I remember pleading with God that I wanted nothing more coming my way and begging for a break and for some relief. To let things be calm for a little while so l could feel like I wasn’t constantly barely keeping my head above the water, about to go under any moment. 

I remember during this song feeling a heavy foreboding feeling sinking into me and I just knew something was wrong. Something was wrong with my body. I knew then the MRI scan was something more serious than I wanted it to be and that something was coming. In the middle of the song, I felt an overwhelming panic and despair, I dropped into my seat and wept. My mom and sister sat with me and we prayed together. 

On the way home we talked about the concert and that moment. I explained how that was one of my favorite songs, and my thoughts in that moment. It’s easy to sing songs like that when you feel far removed from trials, but it’s different when hardships they feel like they’re about to drop on you at any moment and crush you. 

Isla in the back seat quietly says, “it doesn’t change the meaning of the song. The truth is still the same.” She’s right of course, but I have struggled with that song ever since that night. It honestly made me feel angry and restless. I didn’t want to be confronted and think about the possibilities and questions it brought up. The big one was if my faith strong enough to be able to proudly and fiercely say to God, “come what may” knowing that I was probably up against another brain surgery and brutal recovery. 

I think I was feeling guilty for my faith feeling worn and lacking. I know that God is perfect in His love and would be faithful to me, but it all felt like too much. I didn’t want any more pain and suffering. I want my life before all of this illness back. 

A few weeks after that concert, is when I found out that the fluid collection is caused by a leak in my dura (the inside lining of your brain) and is still actively leaking and slightly growing. There’s scar tissue, and decreased CSF flow, which could be caused by the scaring or the fluid, possibly both. This is why I feel so sick and have developing mobility issues. I’m using a cane now. 

I heard “Come What May” on the radio a few days ago, right before we left home to fly to Colorado for surgery. My family was in the car, so we listened to it. 

This time though I heard it differently. The part of the song that I heard the loudest was “you’re still my rock, my hope remains, I rest in the arms of Jesus. Come what may.” The truth of that sank deep. 

He’s my rock in this time of suffering. There is nothing I can do to change this situation. I can’t stop the need for brain surgery or cure this incurable condition, and the changes and new symptoms, God does not change. God’s love and faithfulness to me has nothing to do with any of my abilities or lack of, it has nothing to do with my fears and the endless questions of what if’s. My hope is in Him and Him alone. He is the same on the mountain tops as he is in the valleys. 

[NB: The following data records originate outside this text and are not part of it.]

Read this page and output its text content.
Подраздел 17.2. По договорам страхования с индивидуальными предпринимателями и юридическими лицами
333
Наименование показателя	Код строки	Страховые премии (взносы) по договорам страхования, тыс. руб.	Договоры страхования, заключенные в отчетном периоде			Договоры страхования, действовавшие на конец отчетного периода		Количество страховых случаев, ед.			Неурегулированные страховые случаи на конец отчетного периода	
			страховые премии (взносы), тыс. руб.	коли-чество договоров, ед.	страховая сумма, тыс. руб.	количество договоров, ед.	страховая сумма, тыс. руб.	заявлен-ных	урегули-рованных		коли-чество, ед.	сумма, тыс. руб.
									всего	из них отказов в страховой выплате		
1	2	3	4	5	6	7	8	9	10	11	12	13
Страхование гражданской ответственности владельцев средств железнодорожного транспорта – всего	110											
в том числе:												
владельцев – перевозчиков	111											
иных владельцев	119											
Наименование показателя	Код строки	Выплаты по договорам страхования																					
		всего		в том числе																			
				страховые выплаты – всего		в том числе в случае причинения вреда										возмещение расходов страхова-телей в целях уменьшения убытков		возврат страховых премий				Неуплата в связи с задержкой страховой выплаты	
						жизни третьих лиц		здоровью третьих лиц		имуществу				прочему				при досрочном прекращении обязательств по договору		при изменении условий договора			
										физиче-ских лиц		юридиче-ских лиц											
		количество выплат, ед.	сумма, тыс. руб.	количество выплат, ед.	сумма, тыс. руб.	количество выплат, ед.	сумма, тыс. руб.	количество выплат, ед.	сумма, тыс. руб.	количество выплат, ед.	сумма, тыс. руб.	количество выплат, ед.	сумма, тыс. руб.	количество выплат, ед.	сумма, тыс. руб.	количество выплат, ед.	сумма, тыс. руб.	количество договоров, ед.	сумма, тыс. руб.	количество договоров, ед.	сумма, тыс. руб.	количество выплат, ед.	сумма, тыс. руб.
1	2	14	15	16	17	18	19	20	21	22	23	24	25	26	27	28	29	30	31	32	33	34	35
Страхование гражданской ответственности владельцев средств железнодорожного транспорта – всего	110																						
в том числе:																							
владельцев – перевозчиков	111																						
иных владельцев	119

We are now for CO for me to have my revision brain surgery TOMORROW. The surgery is to remove the fluid, scar tissue, and part of it is exploratory to see exactly where the leak is and what is going on and causing the blockage. 

Please pray for me.  Pray for my family. It’s not my first brain surgery, so we know in some ways what to expect, which is terrifying, but there is still so much unknown. I feel scared and dread for what’s coming, but also hopeful that this will be that last surgery and bring some physical healing and improve my quality of life. 

So, while this is not at all what I would have chosen for my life and I’m scared, and don’t know what the future holds. I can say that God is still good to me. I see his tender mercies and His love for me. 

Sometimes sorrow is the door to peace

Sometimes heartache is the gift I need

You’re faithful, faithful

In all things

In every high, in every low

On mountaintops, down broken roads

You’re still my rock, my hope remains

I’ll rest in the arms of Jesus

Come what may “

Thank you all for your continued support and faithful love and prayers.